At one point, their arguments were charged as being “sugarcoated pills of Communism.” This, however, was belligerently refuted by many of the members of this group. Associated with this desire for political action was the developing program for self-protection which perhaps has shown the largest growth on the eastern seaboard.
The basic assumptions underlying the organization of protective groups for the rank and file social workers is the lack of confidence in the executives of agencies to secure the workers’ rights; the feeling that board members keep down the wage level and are ruthless on salary cuts and other personnel practices; the certainty that without effective organization and protest the cause of workers will be no one’s cause; and finally that the interests of the rank and file of social workers are identical with the interests of the working class as a whole, in contradistinction to the capitalist class and its hangers-on.
The conflicts which developed cannot remain quiescent until the next year’s conference. Some methods will have to be developed during the year looking toward a basis for the satisfactory cooperation of both the older and these younger members of the conference, so that the constructive possibilities of this organization will not be seriously impaired.

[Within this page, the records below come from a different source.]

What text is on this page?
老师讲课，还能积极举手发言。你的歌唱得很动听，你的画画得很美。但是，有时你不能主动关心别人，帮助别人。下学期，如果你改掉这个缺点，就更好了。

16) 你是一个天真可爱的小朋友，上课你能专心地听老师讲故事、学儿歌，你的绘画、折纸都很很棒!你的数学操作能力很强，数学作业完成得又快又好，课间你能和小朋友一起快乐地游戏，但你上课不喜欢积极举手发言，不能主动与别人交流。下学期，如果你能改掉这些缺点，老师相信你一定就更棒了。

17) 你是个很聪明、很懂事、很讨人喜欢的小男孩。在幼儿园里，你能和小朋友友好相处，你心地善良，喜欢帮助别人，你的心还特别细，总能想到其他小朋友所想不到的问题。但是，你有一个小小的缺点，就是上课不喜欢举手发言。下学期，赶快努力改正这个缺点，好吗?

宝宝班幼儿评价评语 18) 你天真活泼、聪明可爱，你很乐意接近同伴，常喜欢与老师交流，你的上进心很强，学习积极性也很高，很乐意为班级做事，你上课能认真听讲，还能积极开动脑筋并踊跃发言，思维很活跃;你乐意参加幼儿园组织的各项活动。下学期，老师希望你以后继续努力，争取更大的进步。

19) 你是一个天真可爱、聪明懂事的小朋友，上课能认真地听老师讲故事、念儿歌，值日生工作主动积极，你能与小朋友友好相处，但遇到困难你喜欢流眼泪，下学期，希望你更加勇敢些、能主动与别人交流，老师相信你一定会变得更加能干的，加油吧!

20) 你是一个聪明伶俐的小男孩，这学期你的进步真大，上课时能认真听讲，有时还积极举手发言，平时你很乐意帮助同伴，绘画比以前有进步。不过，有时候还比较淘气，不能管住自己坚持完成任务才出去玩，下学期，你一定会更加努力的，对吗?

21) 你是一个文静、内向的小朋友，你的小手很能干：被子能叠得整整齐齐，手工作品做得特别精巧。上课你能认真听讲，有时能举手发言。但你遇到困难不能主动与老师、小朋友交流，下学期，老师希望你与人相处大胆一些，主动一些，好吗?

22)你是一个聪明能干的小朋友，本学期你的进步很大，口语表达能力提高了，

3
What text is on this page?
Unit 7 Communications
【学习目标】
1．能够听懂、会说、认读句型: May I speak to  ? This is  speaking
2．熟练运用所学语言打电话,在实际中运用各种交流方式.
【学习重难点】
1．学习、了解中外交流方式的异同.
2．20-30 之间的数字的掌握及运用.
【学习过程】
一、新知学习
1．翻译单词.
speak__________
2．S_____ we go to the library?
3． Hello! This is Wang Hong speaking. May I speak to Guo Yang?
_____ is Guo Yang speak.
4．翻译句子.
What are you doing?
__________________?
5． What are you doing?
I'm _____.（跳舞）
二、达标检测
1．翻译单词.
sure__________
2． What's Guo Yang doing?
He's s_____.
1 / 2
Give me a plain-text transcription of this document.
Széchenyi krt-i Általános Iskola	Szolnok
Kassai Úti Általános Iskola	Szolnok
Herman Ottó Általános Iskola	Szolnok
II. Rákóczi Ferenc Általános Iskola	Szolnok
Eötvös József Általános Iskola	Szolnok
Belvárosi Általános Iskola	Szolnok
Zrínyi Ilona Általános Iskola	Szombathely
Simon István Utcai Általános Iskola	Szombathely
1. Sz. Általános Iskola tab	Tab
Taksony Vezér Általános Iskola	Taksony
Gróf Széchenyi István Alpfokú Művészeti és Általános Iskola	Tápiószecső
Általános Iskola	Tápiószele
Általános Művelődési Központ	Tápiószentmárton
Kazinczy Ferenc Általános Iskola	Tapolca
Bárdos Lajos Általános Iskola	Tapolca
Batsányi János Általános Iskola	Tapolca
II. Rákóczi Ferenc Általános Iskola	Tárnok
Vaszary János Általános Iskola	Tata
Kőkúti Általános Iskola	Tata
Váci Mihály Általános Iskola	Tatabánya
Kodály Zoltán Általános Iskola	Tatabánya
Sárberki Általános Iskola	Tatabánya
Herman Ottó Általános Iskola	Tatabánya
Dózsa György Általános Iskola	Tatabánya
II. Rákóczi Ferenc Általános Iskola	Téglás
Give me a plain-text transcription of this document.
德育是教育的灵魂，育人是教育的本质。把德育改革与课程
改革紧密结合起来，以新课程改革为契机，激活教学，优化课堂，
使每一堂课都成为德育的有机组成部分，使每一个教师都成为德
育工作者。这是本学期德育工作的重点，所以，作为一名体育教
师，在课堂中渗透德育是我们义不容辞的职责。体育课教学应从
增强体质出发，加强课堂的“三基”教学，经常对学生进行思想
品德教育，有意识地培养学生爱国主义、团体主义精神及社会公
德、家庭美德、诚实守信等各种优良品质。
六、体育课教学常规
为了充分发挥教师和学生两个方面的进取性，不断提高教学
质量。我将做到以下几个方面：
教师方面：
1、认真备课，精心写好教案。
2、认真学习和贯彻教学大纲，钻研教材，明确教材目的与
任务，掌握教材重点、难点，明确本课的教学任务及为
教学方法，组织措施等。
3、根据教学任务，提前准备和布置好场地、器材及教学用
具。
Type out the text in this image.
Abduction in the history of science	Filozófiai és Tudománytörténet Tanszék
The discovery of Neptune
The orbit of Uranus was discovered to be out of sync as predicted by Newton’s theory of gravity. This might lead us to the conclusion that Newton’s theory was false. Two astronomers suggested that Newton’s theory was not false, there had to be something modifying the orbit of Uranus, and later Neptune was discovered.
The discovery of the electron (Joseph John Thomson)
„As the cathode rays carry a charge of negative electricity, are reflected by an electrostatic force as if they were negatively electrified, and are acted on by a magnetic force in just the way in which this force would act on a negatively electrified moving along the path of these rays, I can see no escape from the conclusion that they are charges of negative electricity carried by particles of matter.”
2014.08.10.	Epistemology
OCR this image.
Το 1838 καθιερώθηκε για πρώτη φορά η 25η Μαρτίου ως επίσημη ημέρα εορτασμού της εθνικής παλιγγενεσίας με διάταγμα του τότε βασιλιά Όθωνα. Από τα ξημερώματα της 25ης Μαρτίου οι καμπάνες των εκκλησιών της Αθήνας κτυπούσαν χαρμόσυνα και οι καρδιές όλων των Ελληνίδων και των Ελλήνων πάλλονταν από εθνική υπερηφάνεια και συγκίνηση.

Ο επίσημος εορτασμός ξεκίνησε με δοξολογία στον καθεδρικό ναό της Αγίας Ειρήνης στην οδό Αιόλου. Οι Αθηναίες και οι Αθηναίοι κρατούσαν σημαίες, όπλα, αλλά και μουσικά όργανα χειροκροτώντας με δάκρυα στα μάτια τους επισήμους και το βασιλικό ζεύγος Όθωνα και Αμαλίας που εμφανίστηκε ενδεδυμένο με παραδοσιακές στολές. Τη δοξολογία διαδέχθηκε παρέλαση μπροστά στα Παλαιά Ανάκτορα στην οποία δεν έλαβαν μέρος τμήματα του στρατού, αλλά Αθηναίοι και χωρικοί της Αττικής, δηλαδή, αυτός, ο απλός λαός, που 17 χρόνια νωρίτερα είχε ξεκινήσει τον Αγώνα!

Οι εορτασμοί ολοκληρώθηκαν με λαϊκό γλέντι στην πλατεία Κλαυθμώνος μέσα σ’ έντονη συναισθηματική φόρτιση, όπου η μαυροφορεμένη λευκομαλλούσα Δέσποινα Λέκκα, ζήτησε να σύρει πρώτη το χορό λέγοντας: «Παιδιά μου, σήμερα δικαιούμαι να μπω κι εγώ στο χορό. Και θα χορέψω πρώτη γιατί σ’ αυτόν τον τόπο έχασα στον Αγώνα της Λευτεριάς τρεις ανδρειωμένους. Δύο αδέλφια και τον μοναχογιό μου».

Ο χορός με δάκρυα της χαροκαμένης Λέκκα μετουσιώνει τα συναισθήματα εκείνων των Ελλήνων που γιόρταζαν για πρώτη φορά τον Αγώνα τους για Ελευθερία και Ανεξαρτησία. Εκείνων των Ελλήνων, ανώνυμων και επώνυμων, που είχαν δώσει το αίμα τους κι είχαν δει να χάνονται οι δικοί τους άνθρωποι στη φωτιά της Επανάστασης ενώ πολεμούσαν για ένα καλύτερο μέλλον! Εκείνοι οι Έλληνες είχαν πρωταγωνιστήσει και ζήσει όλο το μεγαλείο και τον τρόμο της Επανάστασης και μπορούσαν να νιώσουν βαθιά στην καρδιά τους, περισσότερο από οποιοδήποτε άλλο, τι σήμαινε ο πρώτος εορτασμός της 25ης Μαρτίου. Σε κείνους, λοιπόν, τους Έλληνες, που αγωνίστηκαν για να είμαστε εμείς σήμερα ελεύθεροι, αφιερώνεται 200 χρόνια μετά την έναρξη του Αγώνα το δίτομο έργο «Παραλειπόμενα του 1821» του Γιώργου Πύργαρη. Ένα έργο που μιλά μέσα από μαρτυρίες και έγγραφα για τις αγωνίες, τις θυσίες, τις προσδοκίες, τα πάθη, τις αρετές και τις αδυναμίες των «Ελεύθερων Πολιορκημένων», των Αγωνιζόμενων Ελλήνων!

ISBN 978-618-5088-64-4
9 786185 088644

Reports of efforts for the Jewish populations of Palestine, Germany and other European countries were made. Although the tremendous resources of the war years are no longer available for the reconstruction of Jewish life necessary in foreign lands, substantial results, however, were being achieved. In many respects the suffering of our people overseas in these depression years are as great if not greater than in the days of the war catastrophe. The full and adequate support of current appeals will in great measure relieve the tragedies now being re-enacted on a more oppressive scale.
It is to be regretted that larger numbers of significant lay people and rabbis do not participate in these annual deliberations. The splendid publicity given these meetings by the Jewish Daily Bulletin, for which it deserves special commendation, may awaken a greater interest in what is undoubtedly American Jewry’s most important deliberative body.